The Fund for Peace, a non-profit research organization dedicated to preventing violence and sustaining security, created a measure for indicating the stability of 178 nations based on the political, social, and economic pressures they face. The Failed States Index places countries on a spectrum that ranges from “Very Sustainable” to "Very High Alert.” Exactly 70 of the countries listed are considered to be under very high warning or greater whereas Sweden and Finland are the only two categorized as very sustainable. Although this source may be credible in some regards, the length of the list can likely be attributed to the consistent negative ideologies of developing countries from the limited perspectives of world economic powers, especially since the highest risk categories are dominated by African countries.

In reality, Africa as a continent is currently set to grow economically at a more rapid rate than ever in 2014. Of the top 10 countries with the fastest growing economies during 2013, African countries composed half of the list. The predicted economic expansion can be attributed to the improvement of healthcare and education along with the decreased proportion of child mortality. So why are these countries consistently acknowledged as economically weak from the United States’ point of view? Stagnant amounts of global financial aid given to these countries cause them to appear as though they are in perpetual economic hardship and in desperate need of assistance.

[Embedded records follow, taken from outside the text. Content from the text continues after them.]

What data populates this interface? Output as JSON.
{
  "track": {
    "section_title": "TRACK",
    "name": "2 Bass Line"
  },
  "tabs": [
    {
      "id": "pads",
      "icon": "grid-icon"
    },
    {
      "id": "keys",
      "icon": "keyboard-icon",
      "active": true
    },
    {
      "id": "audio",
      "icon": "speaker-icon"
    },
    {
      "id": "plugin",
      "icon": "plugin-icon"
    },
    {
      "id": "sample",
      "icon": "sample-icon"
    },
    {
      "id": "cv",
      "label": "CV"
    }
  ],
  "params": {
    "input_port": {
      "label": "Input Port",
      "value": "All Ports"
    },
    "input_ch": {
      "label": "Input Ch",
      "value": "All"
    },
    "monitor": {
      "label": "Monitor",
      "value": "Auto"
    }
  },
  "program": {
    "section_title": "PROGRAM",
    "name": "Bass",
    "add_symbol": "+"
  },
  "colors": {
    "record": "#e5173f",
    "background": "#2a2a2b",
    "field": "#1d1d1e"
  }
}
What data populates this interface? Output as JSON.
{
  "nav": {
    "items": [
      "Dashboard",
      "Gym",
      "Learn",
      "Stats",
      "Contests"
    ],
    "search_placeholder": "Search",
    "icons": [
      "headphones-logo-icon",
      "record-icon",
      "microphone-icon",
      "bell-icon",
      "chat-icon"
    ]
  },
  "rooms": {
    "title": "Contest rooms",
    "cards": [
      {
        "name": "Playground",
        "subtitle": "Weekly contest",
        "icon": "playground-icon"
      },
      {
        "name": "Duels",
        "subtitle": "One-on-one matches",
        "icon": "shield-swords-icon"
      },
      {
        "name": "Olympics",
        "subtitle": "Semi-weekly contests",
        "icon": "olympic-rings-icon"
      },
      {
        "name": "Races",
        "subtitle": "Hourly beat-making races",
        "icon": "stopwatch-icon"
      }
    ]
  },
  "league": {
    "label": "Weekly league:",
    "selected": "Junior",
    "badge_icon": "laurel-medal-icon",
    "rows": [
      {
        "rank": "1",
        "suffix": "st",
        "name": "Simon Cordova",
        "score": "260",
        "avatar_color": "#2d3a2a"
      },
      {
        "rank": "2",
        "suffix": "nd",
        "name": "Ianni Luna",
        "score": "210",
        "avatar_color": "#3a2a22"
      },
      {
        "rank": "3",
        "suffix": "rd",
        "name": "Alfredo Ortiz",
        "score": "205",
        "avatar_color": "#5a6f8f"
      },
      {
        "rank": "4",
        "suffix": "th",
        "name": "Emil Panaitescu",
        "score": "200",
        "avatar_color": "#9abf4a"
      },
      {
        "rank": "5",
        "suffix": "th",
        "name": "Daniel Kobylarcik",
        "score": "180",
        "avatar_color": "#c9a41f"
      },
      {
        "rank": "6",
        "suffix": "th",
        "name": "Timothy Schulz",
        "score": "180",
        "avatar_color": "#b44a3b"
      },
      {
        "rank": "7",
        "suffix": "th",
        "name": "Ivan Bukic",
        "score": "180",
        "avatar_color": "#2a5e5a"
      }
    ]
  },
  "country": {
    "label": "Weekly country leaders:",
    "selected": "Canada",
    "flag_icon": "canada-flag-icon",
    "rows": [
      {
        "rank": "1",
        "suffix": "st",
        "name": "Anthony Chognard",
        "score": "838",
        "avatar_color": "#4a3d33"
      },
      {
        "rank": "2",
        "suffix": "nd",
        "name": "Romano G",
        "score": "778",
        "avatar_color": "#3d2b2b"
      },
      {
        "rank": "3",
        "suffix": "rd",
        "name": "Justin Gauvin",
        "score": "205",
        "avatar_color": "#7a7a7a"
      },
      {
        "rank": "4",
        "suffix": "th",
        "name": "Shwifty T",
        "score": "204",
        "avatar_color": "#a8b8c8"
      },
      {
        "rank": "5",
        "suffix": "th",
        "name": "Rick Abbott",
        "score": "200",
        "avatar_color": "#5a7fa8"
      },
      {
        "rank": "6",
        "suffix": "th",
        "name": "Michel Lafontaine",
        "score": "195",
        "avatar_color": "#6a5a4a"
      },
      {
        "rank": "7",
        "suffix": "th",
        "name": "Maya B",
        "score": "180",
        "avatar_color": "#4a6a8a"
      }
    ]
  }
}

Africa in particular provides a major prospective trade partner for the United States. Already, China has recognized the economic potential for Africa and is currently its largest trade partner. By strategic partnering, Africa has become the main source of importing for China and the two are planning to cooperate regardless of any regional challenges for the foreseeable future. In terms of relations between the United States and Africa, current reliance on military establishment as a solution to African national security problems will not prove to benefit anyone. With Africans becoming more supportive of the idea of diaspora and an expected rise of the middle class, The United States should reconsider their previous misconceptions about the continent.

Globally, progress is being made on the grounds of peacemaking which could be a direct response to the majority of countries in the world becoming richer. Current absolute GDP for all countries in the world is not lower than what it was in 1960. And although 50% of the world’s population lives on a quarter or less of the U.S. poverty rate, current measures of growth in global economy hint that traditional Malthusian fears of “poverty traps” are simply theories. Despite an increased amount of terrorism in the Middle East and South Asia, an overall decline of these attacks has been observed throughout the rest of the world and is a good sign for international business.